NUSRAMEDIA.COM — Anggota DPRD Provinsi Nusa Tenggara Barat, TGH Patompo Adnan menanggapi hasil rilis Badan Pusat Statistik (BPS) NTB terkait inflasi di NTB pada September 2023.
Menurut dia, persoalan inflasi harus dijadikan perhatian. Terutama dalam hal ini Penjabat (Pj) Gubernur NTB agar fokus bekerja secara maksimal dalam mengendalikan laju inflasi.
“Membaca rilis BPS Provinsi NTB, maka saya minta kepada Pj Gubernur agar fokus pada kerja mengendalikan laju inflasi ini,” pinta Legislator PKS yang duduk di Komisi V DPRD NTB tersebut, Jum’at (3/11/2023).
Ditegaskannya, persoalan ini menjadi sangat serius. Oleh karenanya, ia berharap Pj Gubernur NTB agar fokus menyikapi persoalan ini. Dengan harapan, ekonomi bisa stabil. “Ekonomi harus stabil,” tegasnya.

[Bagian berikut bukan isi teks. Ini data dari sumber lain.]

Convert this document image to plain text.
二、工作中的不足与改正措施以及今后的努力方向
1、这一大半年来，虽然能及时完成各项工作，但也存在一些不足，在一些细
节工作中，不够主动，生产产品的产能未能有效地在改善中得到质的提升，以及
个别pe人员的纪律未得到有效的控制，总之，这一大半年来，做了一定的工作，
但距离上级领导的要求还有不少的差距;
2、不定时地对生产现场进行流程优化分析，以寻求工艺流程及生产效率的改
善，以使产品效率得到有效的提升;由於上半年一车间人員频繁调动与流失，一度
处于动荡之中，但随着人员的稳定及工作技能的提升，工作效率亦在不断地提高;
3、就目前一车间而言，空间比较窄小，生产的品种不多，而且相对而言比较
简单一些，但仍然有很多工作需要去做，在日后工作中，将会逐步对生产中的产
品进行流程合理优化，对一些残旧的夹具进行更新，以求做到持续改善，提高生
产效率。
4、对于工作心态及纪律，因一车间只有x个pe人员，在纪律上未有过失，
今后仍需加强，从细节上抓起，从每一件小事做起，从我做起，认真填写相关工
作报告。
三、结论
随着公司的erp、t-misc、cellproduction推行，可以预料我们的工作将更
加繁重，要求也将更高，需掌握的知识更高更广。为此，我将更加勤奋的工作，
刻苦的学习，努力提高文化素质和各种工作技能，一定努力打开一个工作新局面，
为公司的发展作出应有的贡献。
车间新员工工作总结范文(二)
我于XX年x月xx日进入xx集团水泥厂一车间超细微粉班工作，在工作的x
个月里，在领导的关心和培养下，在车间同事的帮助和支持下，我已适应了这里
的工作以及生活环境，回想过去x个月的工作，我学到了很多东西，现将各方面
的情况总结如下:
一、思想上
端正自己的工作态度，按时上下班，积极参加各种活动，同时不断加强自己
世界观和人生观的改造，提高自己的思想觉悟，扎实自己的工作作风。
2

“Apalagi saat ini daya beli masyarakat memburuk. Salah satu akibat dari kemarau berkepanjangan. Air bersih jadi langka saat ini. Sekali lagi, (kami minta Pj Gubernur NTB) fokus pada stabilitas ekonomi,” imbuhnya.
Karena, dikatakan Ketua Fraksi PKS NTB itu, apabila stabilitas ekonomi terganggu, maka akan berdampak pada hal lainnya. “Jika stabilitas ekonomi terganggu, maka stabilitas sosial juga akan terganggu,” terangnya.
Mengingat kinerja Pj Gubernur akan dievaluasi setiap tiga bulan sekali oleh pihak pusat, maka ia mendorong Pj Gubernur NTB diminta fokus menyikapi berbagai persoalan di daerah.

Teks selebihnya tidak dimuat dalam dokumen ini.